Buffy: Heh, well, it is Faith that has an unnatural obsession with Milady de Winter — not me.
Buffy: In any case, for your information, I fought against Chuck Norris several times and lost all the battles. In fact, that was part of the catalyst that made us realise that slayers were only humans and that men can be equally as capable slayers as women. You will hopefully get a chance to meet and even fight against Mr. Norris sometime throughout the school year.
Becky: I see. So, Ms. Summers, what are you doing here in the library?

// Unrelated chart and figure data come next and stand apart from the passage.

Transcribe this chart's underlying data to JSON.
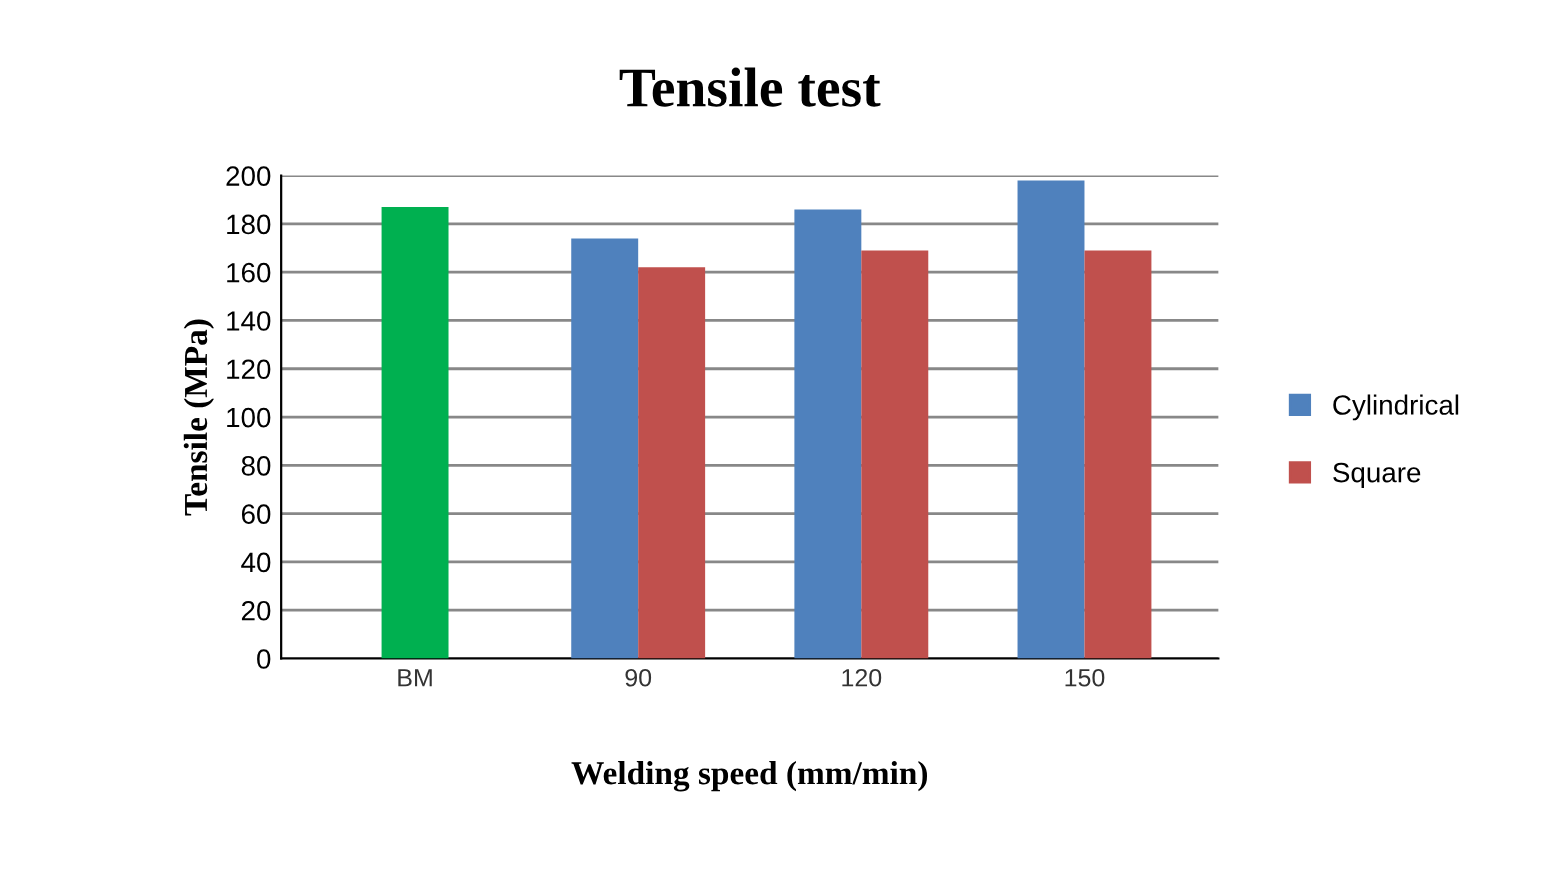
{
  "chart_data": {
    "type": "bar",
    "title": "Tensile test",
    "xlabel": "Welding speed (mm/min)",
    "ylabel": "Tensile (MPa)",
    "categories": [
      "BM",
      "90",
      "120",
      "150"
    ],
    "series": [
      {
        "color": "#00b050",
        "values": [
          187,
          null,
          null,
          null
        ]
      },
      {
        "name": "Cylindrical",
        "color": "#4f81bd",
        "values": [
          null,
          174,
          186,
          198
        ]
      },
      {
        "name": "Square",
        "color": "#c0504d",
        "values": [
          null,
          162,
          169,
          169
        ]
      }
    ],
    "ylim": [
      0,
      200
    ],
    "yticks": [
      0,
      20,
      40,
      60,
      80,
      100,
      120,
      140,
      160,
      180,
      200
    ],
    "grid": "y",
    "legend": "right"
  }
}
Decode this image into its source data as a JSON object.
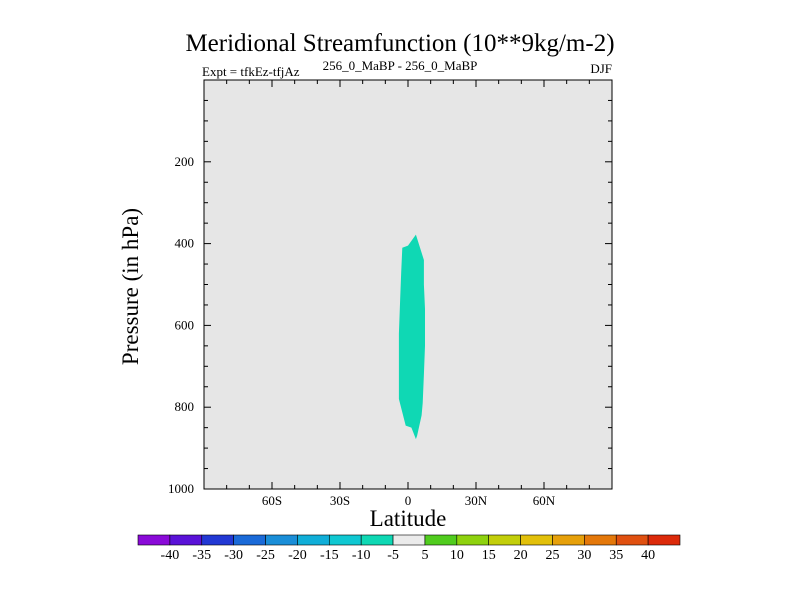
{
  "chart_data": {
    "type": "heatmap",
    "title": "Meridional Streamfunction (10**9kg/m-2)",
    "left_subtitle": "Expt = tfkEz-tfjAz",
    "center_subtitle": "256_0_MaBP - 256_0_MaBP",
    "right_subtitle": "DJF",
    "xlabel": "Latitude",
    "ylabel": "Pressure (in hPa)",
    "xlim": [
      -90,
      90
    ],
    "ylim": [
      1000,
      0
    ],
    "x_ticks": [
      {
        "value": -60,
        "label": "60S"
      },
      {
        "value": -30,
        "label": "30S"
      },
      {
        "value": 0,
        "label": "0"
      },
      {
        "value": 30,
        "label": "30N"
      },
      {
        "value": 60,
        "label": "60N"
      }
    ],
    "y_ticks": [
      {
        "value": 200,
        "label": "200"
      },
      {
        "value": 400,
        "label": "400"
      },
      {
        "value": 600,
        "label": "600"
      },
      {
        "value": 800,
        "label": "800"
      },
      {
        "value": 1000,
        "label": "1000"
      }
    ],
    "background_color": "#e6e6e6",
    "filled_region": {
      "interval": [
        -10,
        -5
      ],
      "color": "#0fd8b4",
      "outline": [
        [
          -2.5,
          410
        ],
        [
          0,
          405
        ],
        [
          3.5,
          378
        ],
        [
          7,
          440
        ],
        [
          7,
          500
        ],
        [
          7.5,
          560
        ],
        [
          7.5,
          650
        ],
        [
          7,
          720
        ],
        [
          6.5,
          790
        ],
        [
          6,
          820
        ],
        [
          4,
          870
        ],
        [
          3.5,
          878
        ],
        [
          1.5,
          850
        ],
        [
          -1,
          845
        ],
        [
          -4,
          780
        ],
        [
          -4,
          700
        ],
        [
          -4,
          620
        ],
        [
          -3.5,
          540
        ],
        [
          -3,
          470
        ]
      ]
    },
    "colorbar": {
      "labels": [
        "-40",
        "-35",
        "-30",
        "-25",
        "-20",
        "-15",
        "-10",
        "-5",
        "5",
        "10",
        "15",
        "20",
        "25",
        "30",
        "35",
        "40"
      ],
      "colors": [
        "#8a0ad8",
        "#5a12d8",
        "#2238d4",
        "#1a6ad8",
        "#1a8ed8",
        "#10aed8",
        "#10c8d2",
        "#0fd8b4",
        "#ebebeb",
        "#50cc1e",
        "#8ed20e",
        "#c2ce0a",
        "#e2c00a",
        "#e6a00a",
        "#e4780a",
        "#e05010",
        "#dc2a0a"
      ]
    }
  }
}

Buffy: I’m looking for a book I misplaced.
Becky: About slaying?
Buffy: No, about cooking. A cookbook from the late 60s with a nice spinach, Broccoli and cheese casserole.
Becky: [Types a few things on the keyboard.] Ms. Summers, I was able to find a recipe for a casserole like that from that era.
Buffy: Let me see. [Looks] Wow! Looks great. Becky, you've got a lot of potential as a slayer.
Becky: Why, thank you!
Cliff: Bleh! [He puts his head in his hands.]